Et, s’il partage avec Eisenstein, l’autre cinéaste de l’extase (il y parvient par un chemin autre), un goût prononcé pour les figures élancées et allongées du Greco (longues flammes solides et quasi liquides) – Val del Omar réactualise ce qui relève de la spirale et du reflet (voir Fuego en Castilla) –, une conception à la fois passive et active du spectateur, une poétique du mouvement et de l’immobilité, on note de grandes différences. Eisenstein parvient à l’extase par le biais du montage dialectique (montage des attractions) et du pathétique, qui passe aussi par la composition formelle (jeux sur les angles et les volumes), jusqu’au climax extatique, tandis que Val del Omar vise à la synthèse paradoxale plus qu’à la dialectique traditionnelle, une synthèse toujours dédoublée qui s’exerce par seuils et par intermittences.
S’il ne fut sans doute pas un résistant au sens classique du terme, ses exégètes parlent au mieux d’un exil intérieur. Dans une Valence assiégée, en pleine reddition, il sauve sa peau en travaillant provisoirement pour les vainqueurs, il est engagé au sein de la radio. Toutefois, la présence d’une citation de Lorca, l’une des premières victimes de la répression franquiste côté artistes, en ouverture de Fuego en Castilla, ne constituerait-elle pas une sorte d’affront à la dictature ? Seule une connaissance approfondie du climat intellectuel de ces années (la référence à Lorca est-elle proscrite ?) permettrait de le mesurer.

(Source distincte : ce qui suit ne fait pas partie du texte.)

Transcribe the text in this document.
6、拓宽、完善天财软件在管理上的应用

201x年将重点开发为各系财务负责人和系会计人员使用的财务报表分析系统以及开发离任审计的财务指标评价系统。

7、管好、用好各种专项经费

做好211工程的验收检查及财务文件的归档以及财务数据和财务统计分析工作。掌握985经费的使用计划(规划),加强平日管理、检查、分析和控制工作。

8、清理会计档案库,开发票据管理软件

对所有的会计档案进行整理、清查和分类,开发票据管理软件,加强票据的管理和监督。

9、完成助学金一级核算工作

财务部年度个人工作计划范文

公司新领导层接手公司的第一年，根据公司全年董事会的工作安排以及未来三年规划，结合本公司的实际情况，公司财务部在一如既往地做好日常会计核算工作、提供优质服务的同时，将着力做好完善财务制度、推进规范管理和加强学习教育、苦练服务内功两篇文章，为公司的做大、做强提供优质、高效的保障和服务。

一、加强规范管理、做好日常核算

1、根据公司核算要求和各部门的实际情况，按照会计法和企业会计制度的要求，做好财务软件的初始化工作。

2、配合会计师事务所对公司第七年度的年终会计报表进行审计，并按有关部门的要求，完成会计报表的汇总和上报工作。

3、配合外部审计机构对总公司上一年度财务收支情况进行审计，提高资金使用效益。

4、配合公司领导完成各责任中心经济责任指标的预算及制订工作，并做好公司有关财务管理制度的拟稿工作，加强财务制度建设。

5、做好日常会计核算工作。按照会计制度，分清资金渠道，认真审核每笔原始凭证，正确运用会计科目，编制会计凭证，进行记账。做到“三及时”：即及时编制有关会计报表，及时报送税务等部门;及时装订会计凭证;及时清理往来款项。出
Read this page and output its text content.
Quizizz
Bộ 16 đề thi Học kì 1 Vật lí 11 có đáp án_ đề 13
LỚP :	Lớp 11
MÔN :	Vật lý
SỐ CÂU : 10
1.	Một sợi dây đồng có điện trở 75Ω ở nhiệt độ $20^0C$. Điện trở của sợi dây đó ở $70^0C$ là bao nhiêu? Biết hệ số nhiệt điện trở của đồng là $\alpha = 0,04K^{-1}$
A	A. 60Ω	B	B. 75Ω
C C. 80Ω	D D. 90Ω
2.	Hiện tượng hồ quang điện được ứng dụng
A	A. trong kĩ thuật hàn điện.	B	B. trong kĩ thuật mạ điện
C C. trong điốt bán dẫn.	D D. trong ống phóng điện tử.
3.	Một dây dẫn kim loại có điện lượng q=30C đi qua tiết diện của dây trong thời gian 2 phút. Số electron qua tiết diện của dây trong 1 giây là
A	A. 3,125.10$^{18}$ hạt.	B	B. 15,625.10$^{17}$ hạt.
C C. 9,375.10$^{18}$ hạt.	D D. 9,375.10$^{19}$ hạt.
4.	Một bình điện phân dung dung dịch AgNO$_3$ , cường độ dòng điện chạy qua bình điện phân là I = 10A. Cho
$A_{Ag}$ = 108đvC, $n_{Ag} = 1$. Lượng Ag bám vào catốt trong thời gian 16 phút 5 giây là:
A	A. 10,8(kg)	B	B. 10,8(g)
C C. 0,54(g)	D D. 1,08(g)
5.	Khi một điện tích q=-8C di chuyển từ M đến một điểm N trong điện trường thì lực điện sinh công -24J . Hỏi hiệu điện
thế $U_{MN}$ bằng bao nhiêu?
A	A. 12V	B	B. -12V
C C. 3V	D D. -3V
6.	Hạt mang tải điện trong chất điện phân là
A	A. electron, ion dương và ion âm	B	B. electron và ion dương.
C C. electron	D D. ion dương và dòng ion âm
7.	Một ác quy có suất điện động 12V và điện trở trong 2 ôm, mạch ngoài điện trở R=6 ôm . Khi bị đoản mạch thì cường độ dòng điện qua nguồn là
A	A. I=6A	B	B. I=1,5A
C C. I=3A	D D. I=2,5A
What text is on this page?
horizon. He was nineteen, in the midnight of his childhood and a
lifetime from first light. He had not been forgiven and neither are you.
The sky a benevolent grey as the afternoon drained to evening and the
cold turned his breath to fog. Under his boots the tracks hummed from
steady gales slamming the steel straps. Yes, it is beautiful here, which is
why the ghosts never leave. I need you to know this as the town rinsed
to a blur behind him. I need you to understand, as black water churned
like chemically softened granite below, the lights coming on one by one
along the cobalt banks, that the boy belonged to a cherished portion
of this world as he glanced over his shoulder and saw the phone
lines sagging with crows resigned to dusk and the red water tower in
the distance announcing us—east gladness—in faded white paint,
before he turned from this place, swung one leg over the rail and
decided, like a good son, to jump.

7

Sa fille María José publie ces phrases laconiques lorsque son père décède en août 1982 : « Val del Omar est mort : il mourait à Madrid depuis 40 ans entre la poussière et le chaos bureaucratique. »(9) C’est dire qu’il ne s’est pas compromis en reprenant les dogmes stériles du régime franquiste. La fin de Fuego en Castilla est une superbe réfutation du slogan nihiliste fascisant « Viva la muerte ! » (on sait la façon dont les anthropologues ont parlé sans doute avec excès d’une sorte de culte de la mort et de ce qui s’y rattache dans la culture hispanique et, par extension, latino-américaine), puisque la vie organique ressurgit pleine et entière avec son potentiel affirmatif malgré la mort qui guette, avance avant de s’éclipser, par le biais d’une série de travellings sur un champ de fleurs ensoleillé tandis que la bande sonore diffuse des bruits d’insectes, des sons de mystérieux grillons quasi « électroniques ». Surtout, le triptyque n’est pas divisible en soi ni même en trois blocs séparés, et Aguaespejo granadino offrait déjà une variation sur la citation de Lorca ouvrant Fuego en Castilla (« En Espagne, chaque printemps la mort vient et lève les rideaux » (10)) puisque dans le premier (le dernier selon l’ordre prévu), c’est un enfant qui ouvre littéralement les rideaux, et ceci dès les premières minutes. »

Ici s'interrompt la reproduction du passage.